CONTINUATION OF DEBATE OF THE ANNUAL


The House resumed from Thursday, February 24, the debate on the motion of Hon. 32649-41J J. A. Robb (Minister of Finance) that Mr. Speaker do now leave the chair for the House to go into committee of ways and means, and the proposed amendment thereto of Mr. Coote.


CON

Henry Herbert Stevens

Conservative (1867-1942)

Hon. H. H. STEVENS (Vancouver Centre):

Just a moment or two prior to the opening of the House, we, the members of the House and others, were favoured with a very brief, all too brief, exhibition of singing, a rendering of the sweetest of music by the visiting choir from the old land, and I thought that, as the first member of the House to speak following that interesting occasion, it would not be out of place to express my personal appreciation of the splendid manner in which they rendered the various numbers on their program an expression which I am sure will be shared by others, and to extend to Mr. Sydney H. Nicholson, the organist, and the Rev. Edmund

H. Fellowes, the director of the choir, our sincere and cordial felicitations.

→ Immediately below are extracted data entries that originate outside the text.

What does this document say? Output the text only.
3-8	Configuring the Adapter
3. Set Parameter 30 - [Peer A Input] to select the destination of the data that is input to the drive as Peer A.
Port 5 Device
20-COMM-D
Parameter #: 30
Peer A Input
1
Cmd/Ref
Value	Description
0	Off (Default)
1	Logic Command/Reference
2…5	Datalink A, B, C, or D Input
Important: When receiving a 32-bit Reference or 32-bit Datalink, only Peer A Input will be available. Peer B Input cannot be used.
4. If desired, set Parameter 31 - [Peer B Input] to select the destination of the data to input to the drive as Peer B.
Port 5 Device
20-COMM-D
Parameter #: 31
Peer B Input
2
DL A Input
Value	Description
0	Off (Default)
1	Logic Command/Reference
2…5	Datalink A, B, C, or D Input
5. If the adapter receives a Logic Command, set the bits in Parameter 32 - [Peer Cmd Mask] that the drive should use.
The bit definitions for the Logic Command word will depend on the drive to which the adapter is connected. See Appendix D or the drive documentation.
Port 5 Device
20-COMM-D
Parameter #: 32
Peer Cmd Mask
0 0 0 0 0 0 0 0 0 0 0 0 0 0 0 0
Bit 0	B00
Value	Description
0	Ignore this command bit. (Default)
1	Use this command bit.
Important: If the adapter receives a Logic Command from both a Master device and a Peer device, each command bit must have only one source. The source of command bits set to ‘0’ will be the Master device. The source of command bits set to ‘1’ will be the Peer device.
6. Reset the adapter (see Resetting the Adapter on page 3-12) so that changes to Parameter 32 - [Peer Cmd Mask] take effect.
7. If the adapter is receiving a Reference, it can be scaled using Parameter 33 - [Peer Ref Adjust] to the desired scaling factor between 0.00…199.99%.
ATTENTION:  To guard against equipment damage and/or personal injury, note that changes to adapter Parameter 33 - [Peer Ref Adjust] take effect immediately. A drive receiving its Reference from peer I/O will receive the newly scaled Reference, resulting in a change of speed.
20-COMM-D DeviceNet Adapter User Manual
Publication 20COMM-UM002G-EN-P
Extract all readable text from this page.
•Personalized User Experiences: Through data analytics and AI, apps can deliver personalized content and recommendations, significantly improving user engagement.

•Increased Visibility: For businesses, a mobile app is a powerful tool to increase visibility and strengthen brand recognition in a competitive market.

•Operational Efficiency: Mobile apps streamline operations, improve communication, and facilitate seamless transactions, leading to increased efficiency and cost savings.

It might properly be hinted to me that the atmosphere created by that pleasing incident is not quite fitting to a debate upon the hard and material facts which are supposed to be dealt with in a budget. Indeed one of my very good friends from the other side of the House, knowing that I was about to speak, intimated to me very kindly that there should be no bitterness left in my soul. I wish to assure the House that there is no bitterness in my soul now or on any other occasion when I am dealing with subjects such as we have before us this afternoon pertaining to the business of the country. After all, it is the business of members of the opposition to take up government measures or proposals and subject them to the most critical analysis that we are capable of, and if there are weaknesses in them to expose those weaknesses. On the other hand it is our privilege, if not our duty, to differ from those who differ from us, and, in so far as the views we hold are honest and honourable, to advance those views with all the vigour and force of which we are capable, and to-day I intend to follow the course which I have followed in the seventeen sessions I have been in this House by dealing with this subject, I hope fairly, but with that degree of energy with which a kind Providence may have blest me.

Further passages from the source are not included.